Later, his views and statements began to become overtly racist and extremist, and he began to draw close to Jared Taylor, whose books he admired and who was a regular at his conferences. In the words of Rafael Bernal of The Hill, Tanton's opposition to immigration was "on the grounds of population reduction and protection of an ethnic white majority". According to the New York Times, Tanton over time increasingly made his case against immigration in "racial terms". According to the New York Times, Tanton also said "One of my prime concerns is about the decline of folks who look like you and me ... for European-American society and culture to persist requires a European-American majority, and a clear one at that."

Tanton's environmentalist and anti-immigration activities are well-documented in 17 file boxes of archives he donated to the Bentley Historical Library at the University of Michigan. Another 10 file boxes are sealed until 2035. A February 2009 Southern Poverty Law Center report examined Tanton's written correspondence highlighted alleged connections between Tanton's anti-immigration efforts and white supremacist, neo-Nazi and pro-eugenics leaders, calling Tanton the "puppeteer of the nativist movement" with deep racist roots and ties to many white supremacists and eugenicists. Tanton and his organisations spent decades linking immigration to environmental concerns.

Tanton's promotion of such views has been influential, with ProPublica noting influences on Fox News commentator Tucker Carlson, white supremacist Richard Spencer, and Ann Coulter.
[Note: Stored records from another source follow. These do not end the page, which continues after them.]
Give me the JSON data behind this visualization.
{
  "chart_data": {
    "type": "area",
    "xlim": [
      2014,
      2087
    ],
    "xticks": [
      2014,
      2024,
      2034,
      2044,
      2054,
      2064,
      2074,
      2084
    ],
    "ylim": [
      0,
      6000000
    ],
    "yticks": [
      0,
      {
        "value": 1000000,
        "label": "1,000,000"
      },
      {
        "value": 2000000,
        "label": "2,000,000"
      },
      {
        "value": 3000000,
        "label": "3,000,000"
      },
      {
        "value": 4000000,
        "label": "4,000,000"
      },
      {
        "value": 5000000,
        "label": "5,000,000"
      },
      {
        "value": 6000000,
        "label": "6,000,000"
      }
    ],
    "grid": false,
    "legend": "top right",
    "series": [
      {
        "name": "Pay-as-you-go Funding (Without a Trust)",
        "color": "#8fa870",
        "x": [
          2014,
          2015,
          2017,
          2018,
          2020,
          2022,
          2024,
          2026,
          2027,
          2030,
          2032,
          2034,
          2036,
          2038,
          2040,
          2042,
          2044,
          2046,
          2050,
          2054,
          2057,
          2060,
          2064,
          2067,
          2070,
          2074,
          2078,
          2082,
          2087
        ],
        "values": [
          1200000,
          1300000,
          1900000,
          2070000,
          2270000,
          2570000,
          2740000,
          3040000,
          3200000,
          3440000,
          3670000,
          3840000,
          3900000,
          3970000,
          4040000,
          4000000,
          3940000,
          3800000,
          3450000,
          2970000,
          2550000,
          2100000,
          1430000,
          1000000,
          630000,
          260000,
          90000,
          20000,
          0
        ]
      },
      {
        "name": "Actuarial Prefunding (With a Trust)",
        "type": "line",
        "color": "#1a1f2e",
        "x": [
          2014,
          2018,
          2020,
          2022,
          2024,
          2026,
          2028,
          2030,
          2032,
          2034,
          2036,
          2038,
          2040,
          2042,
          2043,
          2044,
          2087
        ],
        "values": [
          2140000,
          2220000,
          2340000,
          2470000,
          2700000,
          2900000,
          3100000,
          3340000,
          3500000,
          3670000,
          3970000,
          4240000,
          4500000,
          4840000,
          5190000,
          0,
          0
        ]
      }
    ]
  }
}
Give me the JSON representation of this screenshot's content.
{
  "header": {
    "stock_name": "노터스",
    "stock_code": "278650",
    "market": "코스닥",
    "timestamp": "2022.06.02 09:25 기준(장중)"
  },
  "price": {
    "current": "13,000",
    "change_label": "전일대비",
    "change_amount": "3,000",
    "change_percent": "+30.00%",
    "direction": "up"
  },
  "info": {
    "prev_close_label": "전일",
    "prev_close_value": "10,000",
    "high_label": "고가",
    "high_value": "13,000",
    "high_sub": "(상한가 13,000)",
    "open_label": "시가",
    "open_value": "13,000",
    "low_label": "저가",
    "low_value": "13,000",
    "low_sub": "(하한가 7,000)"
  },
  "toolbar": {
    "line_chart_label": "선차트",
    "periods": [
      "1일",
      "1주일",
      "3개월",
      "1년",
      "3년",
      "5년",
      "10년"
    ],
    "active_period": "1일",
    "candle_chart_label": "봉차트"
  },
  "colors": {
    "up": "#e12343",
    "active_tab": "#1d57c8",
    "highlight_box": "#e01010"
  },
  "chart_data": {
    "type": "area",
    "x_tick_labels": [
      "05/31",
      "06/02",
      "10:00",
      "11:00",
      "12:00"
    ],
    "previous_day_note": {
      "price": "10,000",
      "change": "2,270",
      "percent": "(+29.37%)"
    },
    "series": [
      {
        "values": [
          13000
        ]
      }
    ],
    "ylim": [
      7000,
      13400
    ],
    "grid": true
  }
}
They noted similar ideas influenced Brenton Tarrant, the perpetrator of the 2019 Christchurch mosque shootings, who murdered 51 people, and the perpetrator of a similar terrorist attack carried out in El Paso a few months later.

== Personal life and death ==
Tanton was married to Mary Lou Tanton, who he met at MSU in 1956. She chairs the U.S. Immigration Reform PAC. She also co-founded Scenic Michigan. Tanton had Parkinson's disease for his last 16 years. He died in Petoskey, Michigan on July 16, 2019.